There's something about Scotland's mix of castles, golf, whiskey, landscape and royal history that feels to me like getting wrapped in a cloak of wealth, power and prestige. Just one example, Royal Yacht Britannia -- decommissioned from royal use since 1997, now a tourist attraction in Edinburgh. Everyone can visit it for a tour, but once can arrange private access to the state apartments for events and be served to exacting royal protocol, which includes measuring the distance between cutlery with a ruler, among other measures designed to make anyone of royal descent or aspiration feel comfy. (For instance, sailors were made to use hand signals rather than shouting, to preserve royal tranquility. Effectively, apparently, since Her Majesty stated: "Britannia is the one place where I can truly relax".)

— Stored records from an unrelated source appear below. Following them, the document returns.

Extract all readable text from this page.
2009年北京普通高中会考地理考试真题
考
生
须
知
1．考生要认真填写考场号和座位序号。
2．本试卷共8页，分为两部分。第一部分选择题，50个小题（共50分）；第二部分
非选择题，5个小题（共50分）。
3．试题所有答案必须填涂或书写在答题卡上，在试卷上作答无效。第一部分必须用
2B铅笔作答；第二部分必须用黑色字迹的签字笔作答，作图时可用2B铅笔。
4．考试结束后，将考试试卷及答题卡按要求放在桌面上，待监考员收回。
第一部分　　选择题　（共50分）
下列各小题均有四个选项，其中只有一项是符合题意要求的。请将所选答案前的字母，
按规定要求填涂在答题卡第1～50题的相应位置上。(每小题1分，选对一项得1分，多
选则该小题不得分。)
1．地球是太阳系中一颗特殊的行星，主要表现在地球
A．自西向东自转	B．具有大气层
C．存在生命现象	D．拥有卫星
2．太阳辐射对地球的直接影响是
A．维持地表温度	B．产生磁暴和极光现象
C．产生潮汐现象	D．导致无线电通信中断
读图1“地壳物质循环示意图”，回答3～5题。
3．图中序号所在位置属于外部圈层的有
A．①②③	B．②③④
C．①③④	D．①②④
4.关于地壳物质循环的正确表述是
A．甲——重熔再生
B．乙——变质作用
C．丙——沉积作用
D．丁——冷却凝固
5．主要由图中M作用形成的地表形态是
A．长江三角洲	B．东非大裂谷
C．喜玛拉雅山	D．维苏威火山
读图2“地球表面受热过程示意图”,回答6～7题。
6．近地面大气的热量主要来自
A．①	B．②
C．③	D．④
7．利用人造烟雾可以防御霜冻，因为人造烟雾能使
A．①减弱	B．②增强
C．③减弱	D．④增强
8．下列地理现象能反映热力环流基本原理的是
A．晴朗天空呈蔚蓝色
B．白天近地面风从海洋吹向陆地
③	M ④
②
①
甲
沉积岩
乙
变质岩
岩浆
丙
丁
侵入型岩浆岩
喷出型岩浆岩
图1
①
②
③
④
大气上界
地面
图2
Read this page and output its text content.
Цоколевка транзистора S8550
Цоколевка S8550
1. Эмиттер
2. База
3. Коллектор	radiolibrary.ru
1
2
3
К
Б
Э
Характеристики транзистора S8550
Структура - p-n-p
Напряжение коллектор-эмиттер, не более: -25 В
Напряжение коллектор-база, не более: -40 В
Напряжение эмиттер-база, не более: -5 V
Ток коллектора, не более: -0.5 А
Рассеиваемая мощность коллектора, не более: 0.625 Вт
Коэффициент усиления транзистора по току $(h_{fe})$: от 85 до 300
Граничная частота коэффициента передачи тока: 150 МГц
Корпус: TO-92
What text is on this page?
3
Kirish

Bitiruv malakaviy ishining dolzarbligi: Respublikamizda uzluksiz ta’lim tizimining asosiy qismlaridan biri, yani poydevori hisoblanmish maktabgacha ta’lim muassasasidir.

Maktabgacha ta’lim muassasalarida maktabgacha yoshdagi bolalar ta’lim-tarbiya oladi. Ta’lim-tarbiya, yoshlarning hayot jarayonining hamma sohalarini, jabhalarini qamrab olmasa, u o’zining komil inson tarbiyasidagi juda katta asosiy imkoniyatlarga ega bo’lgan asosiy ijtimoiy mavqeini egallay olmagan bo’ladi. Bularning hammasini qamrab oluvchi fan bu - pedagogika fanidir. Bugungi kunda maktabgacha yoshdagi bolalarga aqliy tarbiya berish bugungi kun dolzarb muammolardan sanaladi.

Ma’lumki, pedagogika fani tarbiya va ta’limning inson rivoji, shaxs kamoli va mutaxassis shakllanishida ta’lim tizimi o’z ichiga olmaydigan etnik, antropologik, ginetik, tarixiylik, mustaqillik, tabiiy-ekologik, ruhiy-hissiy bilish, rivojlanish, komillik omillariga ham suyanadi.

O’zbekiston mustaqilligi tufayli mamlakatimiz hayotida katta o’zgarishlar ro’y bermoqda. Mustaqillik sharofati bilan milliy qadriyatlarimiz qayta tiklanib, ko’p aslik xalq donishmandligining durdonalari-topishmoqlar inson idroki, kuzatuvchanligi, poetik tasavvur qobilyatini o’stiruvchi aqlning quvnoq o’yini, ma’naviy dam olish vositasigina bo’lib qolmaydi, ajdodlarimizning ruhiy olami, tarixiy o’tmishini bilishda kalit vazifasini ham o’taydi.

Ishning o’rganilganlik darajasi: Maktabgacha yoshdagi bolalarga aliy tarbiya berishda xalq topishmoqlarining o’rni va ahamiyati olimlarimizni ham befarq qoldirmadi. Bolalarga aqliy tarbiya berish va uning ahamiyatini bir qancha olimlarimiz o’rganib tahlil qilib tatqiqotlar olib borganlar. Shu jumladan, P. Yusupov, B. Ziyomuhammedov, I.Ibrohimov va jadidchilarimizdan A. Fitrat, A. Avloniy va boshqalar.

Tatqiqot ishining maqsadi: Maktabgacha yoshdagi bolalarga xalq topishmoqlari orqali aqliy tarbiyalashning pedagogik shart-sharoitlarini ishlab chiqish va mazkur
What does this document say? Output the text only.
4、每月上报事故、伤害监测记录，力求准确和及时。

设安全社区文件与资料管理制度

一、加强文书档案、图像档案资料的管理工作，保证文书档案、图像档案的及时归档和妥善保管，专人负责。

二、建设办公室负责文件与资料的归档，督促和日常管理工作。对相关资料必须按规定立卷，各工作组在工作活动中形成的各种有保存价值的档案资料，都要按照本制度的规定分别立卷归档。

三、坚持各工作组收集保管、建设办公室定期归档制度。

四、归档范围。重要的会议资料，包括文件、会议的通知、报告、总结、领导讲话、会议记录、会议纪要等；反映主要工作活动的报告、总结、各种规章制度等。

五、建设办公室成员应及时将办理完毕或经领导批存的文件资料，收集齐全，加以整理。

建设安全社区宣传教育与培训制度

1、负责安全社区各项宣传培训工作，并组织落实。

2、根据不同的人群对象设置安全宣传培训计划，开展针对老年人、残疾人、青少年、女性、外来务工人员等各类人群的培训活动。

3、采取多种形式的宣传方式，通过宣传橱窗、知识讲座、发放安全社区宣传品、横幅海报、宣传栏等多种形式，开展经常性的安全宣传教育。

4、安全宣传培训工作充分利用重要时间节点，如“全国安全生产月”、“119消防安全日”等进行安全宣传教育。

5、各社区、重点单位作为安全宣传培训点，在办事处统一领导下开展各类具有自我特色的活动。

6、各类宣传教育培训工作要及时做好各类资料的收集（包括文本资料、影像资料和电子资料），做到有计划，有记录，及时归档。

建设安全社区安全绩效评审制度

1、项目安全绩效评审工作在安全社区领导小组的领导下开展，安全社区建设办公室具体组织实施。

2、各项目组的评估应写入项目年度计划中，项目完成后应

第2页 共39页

Dream Escape can arrange access to the Royal Yacht -- and to an endless number of luxey Scottish attractions, see the gallery for more -- but as I sat down to write about it last week, Scotland, made international headlines for its release of the only man convicted of the bombing of Pan Am 103 over Lockerbie, Scotland, Abdel Basset Ali al-Megrahi, who returned to Libya as a hero. I've heard talk of boycotting Scottish travel, and whiskey -- and it just felt strange to write enthusiastically about Scotland without addressing all this directly.
So yesterday, I chatted with David Tobin to see how it was affecting his business, considering that he brings anywhere between 100 and 300 visitors to Scotland each year. His answer, in a nutshell: not at all. "We haven't seen a downturn or have clients change their plans or anything like that," he says. "My clients want to go somewhere because they want to go, and they're suitably educated to understand that this is a murky area, surrounding [al-Megrahi's] release. This won't change my client's perception of Scotland, they love the country, but not necessarily the politicians." He doesn't expect any cancellations of bookings in the future.
Of course, Tobin's company is small, and very high end at that -- and it remains to be seen whether Scottish tourism as a whole will be affected by the bomber's release. Do you think luxury tourism to Scotland will be affected by current politics? Should it?